To quantify this issue, the MIT team devised two benchmark tasks. First, they used a large language model (LLM) to generate new captions for existing images, intentionally incorporating negation words describing absent objects. When tested on retrieving images based on these negated captions, VLM performance plummeted by nearly 25 percent. In the second task, multiple-choice questions where captions differed only by the presence or absence of negation, the best models achieved a mere 39 percent accuracy, with some performing at or below random chance.
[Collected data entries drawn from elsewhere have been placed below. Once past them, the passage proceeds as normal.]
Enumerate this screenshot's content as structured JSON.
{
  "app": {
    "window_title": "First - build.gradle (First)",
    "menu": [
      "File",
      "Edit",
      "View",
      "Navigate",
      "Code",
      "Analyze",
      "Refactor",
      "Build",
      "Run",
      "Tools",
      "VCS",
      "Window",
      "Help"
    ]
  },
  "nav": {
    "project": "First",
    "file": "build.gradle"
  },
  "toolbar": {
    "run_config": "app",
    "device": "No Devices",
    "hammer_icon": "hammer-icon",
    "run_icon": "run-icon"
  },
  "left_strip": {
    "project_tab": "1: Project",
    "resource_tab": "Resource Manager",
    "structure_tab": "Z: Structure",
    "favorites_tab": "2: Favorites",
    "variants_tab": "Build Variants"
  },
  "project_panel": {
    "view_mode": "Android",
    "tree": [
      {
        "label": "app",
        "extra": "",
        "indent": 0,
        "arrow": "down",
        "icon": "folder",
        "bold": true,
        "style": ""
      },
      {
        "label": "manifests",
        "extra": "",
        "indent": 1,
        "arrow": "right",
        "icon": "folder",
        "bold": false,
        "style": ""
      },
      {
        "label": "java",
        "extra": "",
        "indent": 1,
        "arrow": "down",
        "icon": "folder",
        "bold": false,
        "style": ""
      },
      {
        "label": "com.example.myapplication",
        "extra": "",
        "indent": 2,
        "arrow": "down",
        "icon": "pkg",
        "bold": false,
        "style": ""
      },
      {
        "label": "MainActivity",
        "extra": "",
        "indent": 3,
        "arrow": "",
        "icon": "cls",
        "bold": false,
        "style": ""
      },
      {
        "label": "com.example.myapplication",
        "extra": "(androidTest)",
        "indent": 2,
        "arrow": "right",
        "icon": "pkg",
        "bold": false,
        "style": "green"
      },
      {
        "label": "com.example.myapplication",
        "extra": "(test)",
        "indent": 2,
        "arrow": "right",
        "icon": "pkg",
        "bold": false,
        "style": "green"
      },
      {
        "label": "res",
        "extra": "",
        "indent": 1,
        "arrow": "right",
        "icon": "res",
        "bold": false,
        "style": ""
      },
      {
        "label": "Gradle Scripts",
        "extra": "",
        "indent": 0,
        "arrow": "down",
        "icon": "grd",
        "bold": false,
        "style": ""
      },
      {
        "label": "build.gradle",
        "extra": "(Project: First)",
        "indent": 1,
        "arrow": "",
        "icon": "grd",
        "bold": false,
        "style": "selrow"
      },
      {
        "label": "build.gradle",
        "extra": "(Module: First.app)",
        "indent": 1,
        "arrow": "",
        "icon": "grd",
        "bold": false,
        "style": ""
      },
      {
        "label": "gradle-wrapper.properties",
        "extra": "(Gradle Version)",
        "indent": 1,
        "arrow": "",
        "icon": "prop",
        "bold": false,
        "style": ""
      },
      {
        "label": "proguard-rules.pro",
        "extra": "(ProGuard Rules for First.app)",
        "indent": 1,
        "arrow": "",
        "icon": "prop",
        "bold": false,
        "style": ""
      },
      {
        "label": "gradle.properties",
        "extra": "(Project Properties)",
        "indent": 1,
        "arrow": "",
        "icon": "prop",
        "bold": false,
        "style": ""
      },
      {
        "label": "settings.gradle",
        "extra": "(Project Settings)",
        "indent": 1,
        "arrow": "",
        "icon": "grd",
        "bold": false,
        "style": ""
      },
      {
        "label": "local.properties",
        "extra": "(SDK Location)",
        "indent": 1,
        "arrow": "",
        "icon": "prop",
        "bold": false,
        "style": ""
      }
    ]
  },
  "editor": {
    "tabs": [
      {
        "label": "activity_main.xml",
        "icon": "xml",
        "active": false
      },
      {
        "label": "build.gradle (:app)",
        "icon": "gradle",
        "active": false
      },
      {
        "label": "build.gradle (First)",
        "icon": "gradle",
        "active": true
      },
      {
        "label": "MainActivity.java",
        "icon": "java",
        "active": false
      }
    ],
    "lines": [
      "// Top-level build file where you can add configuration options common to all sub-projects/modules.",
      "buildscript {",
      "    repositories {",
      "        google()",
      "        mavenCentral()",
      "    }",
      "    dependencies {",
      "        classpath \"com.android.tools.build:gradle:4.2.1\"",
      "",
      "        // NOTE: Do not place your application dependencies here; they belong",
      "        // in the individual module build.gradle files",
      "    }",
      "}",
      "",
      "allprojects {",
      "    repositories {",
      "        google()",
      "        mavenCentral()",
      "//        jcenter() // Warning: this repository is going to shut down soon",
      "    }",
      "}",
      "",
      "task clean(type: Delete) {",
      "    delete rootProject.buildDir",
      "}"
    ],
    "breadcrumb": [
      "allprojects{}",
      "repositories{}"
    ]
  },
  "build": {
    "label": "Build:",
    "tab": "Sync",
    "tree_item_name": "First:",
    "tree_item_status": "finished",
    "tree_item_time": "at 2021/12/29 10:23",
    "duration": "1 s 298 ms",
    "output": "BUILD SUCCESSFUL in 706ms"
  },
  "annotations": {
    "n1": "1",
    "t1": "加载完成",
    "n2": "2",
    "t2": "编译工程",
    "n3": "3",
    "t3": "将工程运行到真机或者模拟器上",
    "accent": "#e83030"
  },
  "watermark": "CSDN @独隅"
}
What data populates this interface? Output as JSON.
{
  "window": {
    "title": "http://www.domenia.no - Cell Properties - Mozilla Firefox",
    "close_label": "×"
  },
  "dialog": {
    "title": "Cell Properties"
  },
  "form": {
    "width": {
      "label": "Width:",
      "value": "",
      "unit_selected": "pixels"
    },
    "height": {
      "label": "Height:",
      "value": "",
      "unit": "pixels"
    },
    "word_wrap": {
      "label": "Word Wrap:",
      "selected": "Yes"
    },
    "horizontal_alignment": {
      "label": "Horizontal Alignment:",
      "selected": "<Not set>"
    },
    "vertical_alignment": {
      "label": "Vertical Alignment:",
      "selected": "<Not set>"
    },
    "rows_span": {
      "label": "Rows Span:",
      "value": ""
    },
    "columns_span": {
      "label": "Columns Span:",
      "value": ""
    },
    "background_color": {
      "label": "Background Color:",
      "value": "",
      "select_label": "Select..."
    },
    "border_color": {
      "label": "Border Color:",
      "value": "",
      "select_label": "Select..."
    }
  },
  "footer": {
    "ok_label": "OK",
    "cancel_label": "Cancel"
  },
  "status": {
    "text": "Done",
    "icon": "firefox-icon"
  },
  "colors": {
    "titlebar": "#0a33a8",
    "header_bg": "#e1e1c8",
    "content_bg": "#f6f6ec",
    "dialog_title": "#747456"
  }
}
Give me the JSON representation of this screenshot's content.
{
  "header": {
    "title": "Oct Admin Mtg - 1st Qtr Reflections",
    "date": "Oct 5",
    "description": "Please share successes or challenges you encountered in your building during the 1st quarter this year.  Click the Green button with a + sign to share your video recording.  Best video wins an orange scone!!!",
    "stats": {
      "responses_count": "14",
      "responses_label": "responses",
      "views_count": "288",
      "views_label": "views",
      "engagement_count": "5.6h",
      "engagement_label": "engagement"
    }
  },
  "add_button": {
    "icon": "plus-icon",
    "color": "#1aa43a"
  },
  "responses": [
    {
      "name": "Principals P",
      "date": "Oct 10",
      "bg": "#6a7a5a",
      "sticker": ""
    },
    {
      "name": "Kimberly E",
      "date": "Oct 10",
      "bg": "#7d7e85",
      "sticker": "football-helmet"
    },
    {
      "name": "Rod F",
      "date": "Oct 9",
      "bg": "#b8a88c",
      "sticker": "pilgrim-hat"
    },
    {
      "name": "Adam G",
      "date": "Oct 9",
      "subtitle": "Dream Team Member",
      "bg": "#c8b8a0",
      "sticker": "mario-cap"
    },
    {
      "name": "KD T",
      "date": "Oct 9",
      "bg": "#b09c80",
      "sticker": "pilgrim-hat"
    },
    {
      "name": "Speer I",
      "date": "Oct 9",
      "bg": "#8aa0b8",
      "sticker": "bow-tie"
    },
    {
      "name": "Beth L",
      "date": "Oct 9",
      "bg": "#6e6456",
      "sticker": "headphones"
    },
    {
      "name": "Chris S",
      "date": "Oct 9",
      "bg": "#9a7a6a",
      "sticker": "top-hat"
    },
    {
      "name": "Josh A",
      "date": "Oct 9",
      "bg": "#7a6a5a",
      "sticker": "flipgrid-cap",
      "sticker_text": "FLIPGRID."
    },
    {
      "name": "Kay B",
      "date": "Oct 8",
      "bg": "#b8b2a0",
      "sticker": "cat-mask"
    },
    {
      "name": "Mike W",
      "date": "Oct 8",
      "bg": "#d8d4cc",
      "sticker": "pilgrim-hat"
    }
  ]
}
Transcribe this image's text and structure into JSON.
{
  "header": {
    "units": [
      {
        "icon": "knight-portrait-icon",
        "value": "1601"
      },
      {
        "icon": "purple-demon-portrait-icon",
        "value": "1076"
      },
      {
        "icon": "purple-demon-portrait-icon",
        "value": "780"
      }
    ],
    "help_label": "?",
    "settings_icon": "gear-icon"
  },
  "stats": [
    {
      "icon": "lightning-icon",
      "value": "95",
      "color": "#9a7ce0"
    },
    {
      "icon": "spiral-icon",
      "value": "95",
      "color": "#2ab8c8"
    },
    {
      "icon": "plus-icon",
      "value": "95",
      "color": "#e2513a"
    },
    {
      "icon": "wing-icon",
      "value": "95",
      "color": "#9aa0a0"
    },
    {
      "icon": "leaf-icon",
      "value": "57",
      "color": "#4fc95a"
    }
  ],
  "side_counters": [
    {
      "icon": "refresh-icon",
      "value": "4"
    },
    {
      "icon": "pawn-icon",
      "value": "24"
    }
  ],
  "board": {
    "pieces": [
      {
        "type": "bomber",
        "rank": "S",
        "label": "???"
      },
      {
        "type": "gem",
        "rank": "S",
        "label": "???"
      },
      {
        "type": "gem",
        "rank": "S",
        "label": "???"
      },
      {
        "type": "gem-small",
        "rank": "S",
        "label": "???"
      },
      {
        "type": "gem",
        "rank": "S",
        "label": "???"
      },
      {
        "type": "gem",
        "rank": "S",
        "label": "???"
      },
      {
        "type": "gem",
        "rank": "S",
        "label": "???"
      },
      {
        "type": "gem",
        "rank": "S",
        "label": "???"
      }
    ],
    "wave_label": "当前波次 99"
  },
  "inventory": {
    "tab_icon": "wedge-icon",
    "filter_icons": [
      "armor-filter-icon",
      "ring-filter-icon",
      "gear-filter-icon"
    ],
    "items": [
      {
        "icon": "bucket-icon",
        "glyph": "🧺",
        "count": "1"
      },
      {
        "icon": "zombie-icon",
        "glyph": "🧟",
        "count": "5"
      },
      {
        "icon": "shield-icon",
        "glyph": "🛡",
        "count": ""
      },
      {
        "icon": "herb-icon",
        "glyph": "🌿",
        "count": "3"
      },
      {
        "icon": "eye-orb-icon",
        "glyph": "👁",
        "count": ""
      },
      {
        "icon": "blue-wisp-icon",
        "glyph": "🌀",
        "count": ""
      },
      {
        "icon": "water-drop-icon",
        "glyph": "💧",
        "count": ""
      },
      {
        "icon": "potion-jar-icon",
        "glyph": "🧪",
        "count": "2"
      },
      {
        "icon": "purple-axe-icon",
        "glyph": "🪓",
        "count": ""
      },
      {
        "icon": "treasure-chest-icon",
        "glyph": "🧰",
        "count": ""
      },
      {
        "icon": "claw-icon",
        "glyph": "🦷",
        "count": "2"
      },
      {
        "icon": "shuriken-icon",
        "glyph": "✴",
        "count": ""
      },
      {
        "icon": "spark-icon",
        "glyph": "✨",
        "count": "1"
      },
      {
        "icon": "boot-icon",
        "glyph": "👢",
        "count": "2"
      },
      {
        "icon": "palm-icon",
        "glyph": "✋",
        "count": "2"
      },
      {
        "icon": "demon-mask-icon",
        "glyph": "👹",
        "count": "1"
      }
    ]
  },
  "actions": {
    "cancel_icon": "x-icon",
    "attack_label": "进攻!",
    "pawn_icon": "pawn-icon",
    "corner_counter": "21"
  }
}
Recognizing that this is a “solvable problem,” the researchers took a crucial first step toward a remedy. They developed new datasets containing millions of image-text caption pairs, prompting an LLM to propose related captions that explicitly stated what was excluded from the images. By fine-tuning VLMs with this negation-rich dataset, they observed notable performance gains: image retrieval abilities improved by approximately 10 percent, and accuracy in the multiple-choice question answering task jumped by about 30 percent.

While acknowledging their solution isn’t “perfect” – essentially a form of data augmentation – it serves as a strong signal for future research. The team hopes their work encourages both fellow researchers to delve deeper into the root causes and potential users to rigorously test VLMs for such shortcomings before deployment. Future avenues include exploring methods to process text and images separately within VLMs and creating application-specific datasets, particularly for critical fields like healthcare.

The comprehensive study was a collaborative effort involving Kumail Alhamoud, Marzyeh Ghassemi, Shaden Alshammari, Yonglong Tian of OpenAI, Guohao Li, Philip H.S. Torr, and Yoon Kim. Their findings underscore the urgent need for robust evaluation and fundamental improvements in AI models before their widespread application in sensitive domains.